Lots of analyst pumps out today. This is my favorite that sums up Tesla in a nutshell
https://www.cnbc.com/2018/08/16/tesl...ose-money.html
Quote:
The engineers hired by UBS to examine a 2018 Model 3 for $49,000 were "crazy" about the powertrain, "highlighting next-gen, military-grade tech that's years ahead of peers," said UBS analyst Colin Langan in a note dated Wednesday. But the costs were higher than expected, and the car would lose about $6,000 each at Tesla's original plan to sell an entry model at $35,000, he said.
And there's the rub, as I've said all along.
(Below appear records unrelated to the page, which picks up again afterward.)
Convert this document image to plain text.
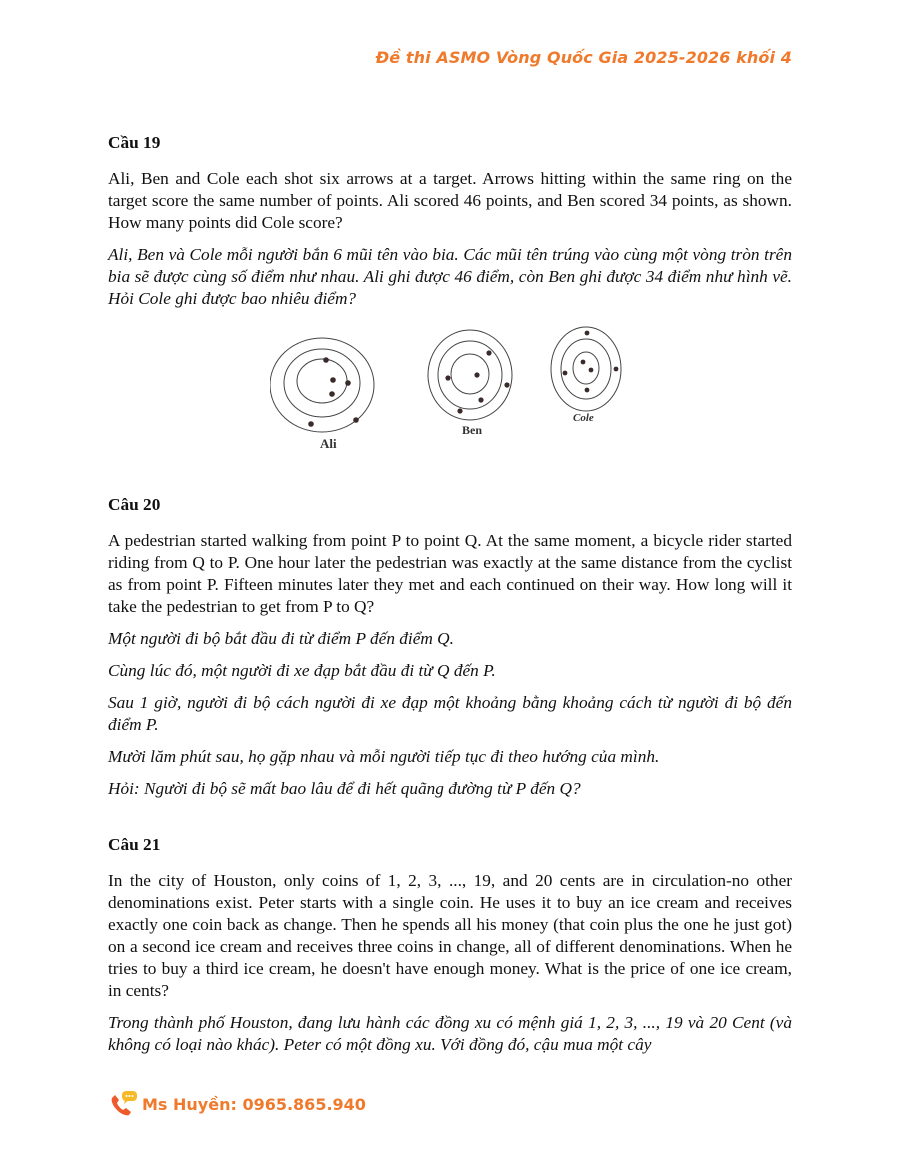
Đề thi ASMO Vòng Quốc Gia 2025-2026 khối 4

Cầu 19

Ali, Ben and Cole each shot six arrows at a target. Arrows hitting within the same ring on the target score the same number of points. Ali scored 46 points, and Ben scored 34 points, as shown. How many points did Cole score?

Ali, Ben và Cole mỗi người bắn 6 mũi tên vào bia. Các mũi tên trúng vào cùng một vòng tròn trên bia sẽ được cùng số điểm như nhau. Ali ghi được 46 điểm, còn Ben ghi được 34 điểm như hình vẽ. Hỏi Cole ghi được bao nhiêu điểm?

Ali
Ben
Cole

Câu 20

A pedestrian started walking from point P to point Q. At the same moment, a bicycle rider started riding from Q to P. One hour later the pedestrian was exactly at the same distance from the cyclist as from point P. Fifteen minutes later they met and each continued on their way. How long will it take the pedestrian to get from P to Q?

Một người đi bộ bắt đầu đi từ điểm P đến điểm Q.

Cùng lúc đó, một người đi xe đạp bắt đầu đi từ Q đến P.

Sau 1 giờ, người đi bộ cách người đi xe đạp một khoảng bằng khoảng cách từ người đi bộ đến điểm P.

Mười lăm phút sau, họ gặp nhau và mỗi người tiếp tục đi theo hướng của mình.

Hỏi: Người đi bộ sẽ mất bao lâu để đi hết quãng đường từ P đến Q?

Câu 21

In the city of Houston, only coins of 1, 2, 3, ..., 19, and 20 cents are in circulation-no other denominations exist. Peter starts with a single coin. He uses it to buy an ice cream and receives exactly one coin back as change. Then he spends all his money (that coin plus the one he just got) on a second ice cream and receives three coins in change, all of different denominations. When he tries to buy a third ice cream, he doesn't have enough money. What is the price of one ice cream, in cents?

Trong thành phố Houston, đang lưu hành các đồng xu có mệnh giá 1, 2, 3, ..., 19 và 20 Cent (và không có loại nào khác). Peter có một đồng xu. Với đồng đó, cậu mua một cây

Ms Huyền: 0965.865.940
Beautiful base of the car, everything above the base ultra crap, cannot mass manufacture at a profit.
We now have three estimates of cost, defined purely as the cost of materials + labor:
- Unknown German company $28,000 at 10K/week
- Munro's teardown: $36,000 with high volume
- UBS: $41,000 (volume not mentioned)
Adding R&D and SG&A, which is huge since they pay for the all the dealerships and other infrastructure, breakeven cost is well over $45K I think.
Which is exactly the scenario I laid out earlier. Tesla survives for as long as it has sufficient demand for $50K+ cars, a fairly small market. Once they are gone, it dies quickly if it can't raise. They're already -$2.4 billion in net working capital, and suppliers are getting pissed off including Panasonic. It won't take much to tip this into bankruptcy.